There are so many ways for personalities to develop, but when in a certain House, it’s like being tied down. You are expected to be a certain way and I don't think you can truly expand your horizons and it’s hard to become someone greater than the stereotype/House you're sorted into. The way you are nurtured greatly impacts the person you become, so growing up in a school that forces you into Houses based on a specific set of personality traits...? It just doesn't make sense to me.

While there is limited ability to choose what House you want to be in (as Harry *minor spoiler for Book 1* chooses to be Gryffindor over Slytherin *end spoiler*), often the House you are in seems to seal your fate. While not all Slytherins are evil, for instance, most people associate them with evil, and that's what many of them become. Gryffindors are expected to be courageous, daring, and bold. They’re expected to be heroes. But there are other ways of being courageous in less loud and attention-seeking ways. Basically, people aren’t always brave in the let-me-fight-you way. But I think people feel the pressure to conform to the standard of the loud and proud Gryffindor.

Speaking of loud and proud, I’d like to discuss the "friendly competition" among the Houses. It’s honestly not that friendly. A lot of the stereotypes cause people to shy away from developing inter-House friendships. Especially Gryffindors and Slytherins, who tend to be sworn rivals. And not in a good way. Yes, it’s understandable if you want to win the House Cup or annihilate people in Quidditch, but it’s a bit much when they play dirty off the pitch and in real, day to day life. While this is probably more the case in the books than among us Muggles who are lucky enough to live in a world with Pottermore, it still may cause tension and false impressions of people.

Lastly, people change. A LOT can change between the ages of 11 and 17. This time is the prime time to start exploring, making mistakes, and learning from those mistakes. People should have the opportunity to develop through unique, new, and liberating experiences. They should discover who they are for themselves, not be told who they are from the start.

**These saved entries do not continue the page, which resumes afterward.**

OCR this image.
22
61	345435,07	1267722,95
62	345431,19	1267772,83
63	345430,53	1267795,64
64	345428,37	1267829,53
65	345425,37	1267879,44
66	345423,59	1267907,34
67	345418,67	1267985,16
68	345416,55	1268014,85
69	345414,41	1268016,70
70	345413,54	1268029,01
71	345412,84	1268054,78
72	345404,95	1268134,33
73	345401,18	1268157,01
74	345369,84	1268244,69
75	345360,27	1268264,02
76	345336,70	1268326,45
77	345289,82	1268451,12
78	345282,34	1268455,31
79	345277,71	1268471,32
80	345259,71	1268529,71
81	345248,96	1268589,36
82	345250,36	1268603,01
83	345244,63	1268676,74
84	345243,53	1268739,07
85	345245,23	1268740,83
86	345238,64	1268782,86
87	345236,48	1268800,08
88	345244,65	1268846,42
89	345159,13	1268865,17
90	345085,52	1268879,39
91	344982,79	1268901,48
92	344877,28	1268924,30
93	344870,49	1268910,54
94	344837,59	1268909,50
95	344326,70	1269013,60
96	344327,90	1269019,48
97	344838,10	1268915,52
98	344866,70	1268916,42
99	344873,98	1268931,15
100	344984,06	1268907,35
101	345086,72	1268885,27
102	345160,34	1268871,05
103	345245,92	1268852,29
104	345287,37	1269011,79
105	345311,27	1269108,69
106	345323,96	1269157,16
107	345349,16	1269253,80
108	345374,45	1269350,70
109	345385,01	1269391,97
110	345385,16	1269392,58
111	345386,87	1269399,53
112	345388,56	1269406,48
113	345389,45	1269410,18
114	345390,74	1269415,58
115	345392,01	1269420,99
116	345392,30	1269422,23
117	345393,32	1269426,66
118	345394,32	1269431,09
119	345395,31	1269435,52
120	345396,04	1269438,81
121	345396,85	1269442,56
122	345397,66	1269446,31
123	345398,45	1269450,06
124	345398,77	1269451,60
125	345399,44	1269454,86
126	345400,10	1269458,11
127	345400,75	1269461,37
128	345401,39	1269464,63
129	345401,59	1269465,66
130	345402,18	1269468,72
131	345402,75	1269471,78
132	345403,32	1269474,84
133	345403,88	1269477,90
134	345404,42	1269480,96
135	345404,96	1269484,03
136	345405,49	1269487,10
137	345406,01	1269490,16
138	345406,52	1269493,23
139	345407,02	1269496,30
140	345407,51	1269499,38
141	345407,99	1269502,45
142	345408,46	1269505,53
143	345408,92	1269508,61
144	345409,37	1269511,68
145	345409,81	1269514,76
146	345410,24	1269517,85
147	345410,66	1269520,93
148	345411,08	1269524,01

We should be able to choose our own destinies and write our own stories, not have someone (or something) tell us what we have the capacity to accomplish.

NOTE (8.10.16): I am not, by any means, trying to say that this system did not work for the characters in J.K. Rowling's fabulous series. There seemed to be a bit of a misunderstanding when others before read this post, and I just wanted to clarify by saying that what I meant by this post was that given my circumstances and traits that I actually possess, this system would not work for me. If I were thrown into the Harry Potter universe, I would be a complete mess. Because I would feel like I'd be forced into a box of expectations and I wouldn't know what to do with myself. Maybe that means I'm weak (aka the Hufflepuff is finally emerging in me), or maybe it's something else. But it's my opinion, and I wanted to clarify and defend it.


  1. I understand what you mean. You're not wrong but at the same time I don't remember any students doing something because of their houses. They're not what they are because of their houses. Also, I think the rivality between Slytherin and Gryffindor is not just about the houses but also because of the parents. But you're right, sometimes they go too far.
    I agree with you when you said it gives false impressions though. But in the Muggle world we put people in boxes all the time so maybe the houses are a way to show that more obviously. Maybe I'm analizing too much haha

  2. I get what you're saying, but while the kids were proud of their houses I don't think they really made it their full identity. I think they were just groups of students in a way, and while those groups did have an idea attached it was more a way to give them a family and close community away from home. A lot of kids in real life join groups with certain ideals, but they usually don't let it dictate how they always act.